Merinus trembled beneath Callan’s regard. His amber eyes almost glowed, his voice lowered, husky. A quick, very brief glance below his hips showed a bulge that made her more than nervous. Evidently, she wasn’t the only one afflicted. And an affliction more than described it. She felt fevered, her skin sensitive, ready for his touch. It was unlike anything she had ever known. It was unlike anything she ever wanted to know.

“I don’t know.” She heard the nervousness in her voice, the confusion. The longer she stayed in his presence, the worse the temptation to touch him was growing. She stared at his chest, no longer able to stare into his eyes. Those amber depths drew her in, made her want, made her need things she wasn’t certain she should want.
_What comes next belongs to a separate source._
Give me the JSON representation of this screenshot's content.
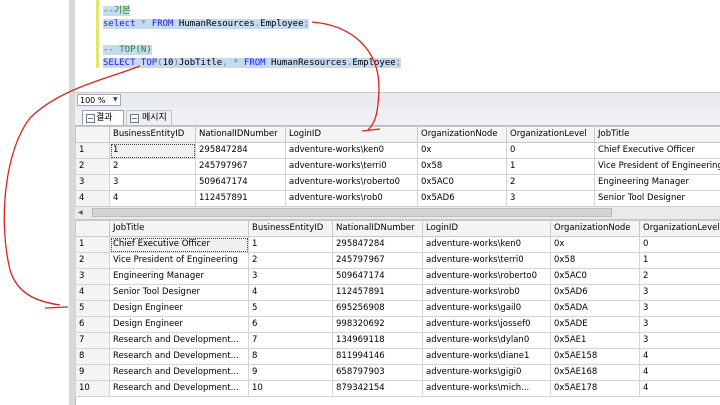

She flinched when his fingers gripped her chin, uncertain, almost frightened now. Had he not been aware of the desires flaring in her body, she could have handled this. Could have handled the direct look from his eyes, the caress of his fingers against her chin. She ran her tongue nervously over her dry lips, aware of the sudden fullness in them, the ache, the throb just beneath the skin. His eyes narrowed. His thumb reached out, running experimentally over the soft curve, picking up the moisture from her mouth. Her chest tightened as she tried to breathe normally. She couldn’t seem to draw in enough air to fill her lungs sufficiently. She felt the need to fight for breath, to release the moan she held there.

“You’re dangerous.” There was that growl again, rumbling just beneath the surface of his words.

“Whatever this is, Merinus, could mean our lives.”

“Anomaly.” She bit her lip. She had no answers for this.

A mocking curve of his lips showed his disagreement.

“There is no such thing as an anomaly when dealing with one such as I,” he assured her. “I’m instinct, Merinus. An animal barely disguised. Any response is one to fear.”

“Not an animal.” She shook her head, seeing the bitterness in his eyes. She drew away from his touch quickly. He made her body weak, pliant. She needed all her wits about her now.

“What would you call it then?” There was a thread of anger running through his voice. “If I did as you asked, and by some miracle of God did not end up dead, then I would be known as America’s Freak. More experiments, more tests. At least this way, I’m free. As long as I can run faster than their soldiers and hide better than their trackers, then I can survive.”

“And is survival enough?” she asked him, angry that he didn’t want more. “What about those who will come later? The poor souls that meet their killing criteria? Don’t you feel in some way responsible to stop it?”

Cynicism washed over his expression.

“So passionate,” he murmured, leaning against the wall, his arms crossing over his chest as he watched her. “I’m one man—”

“With a nation that will back him,” she argued desperately.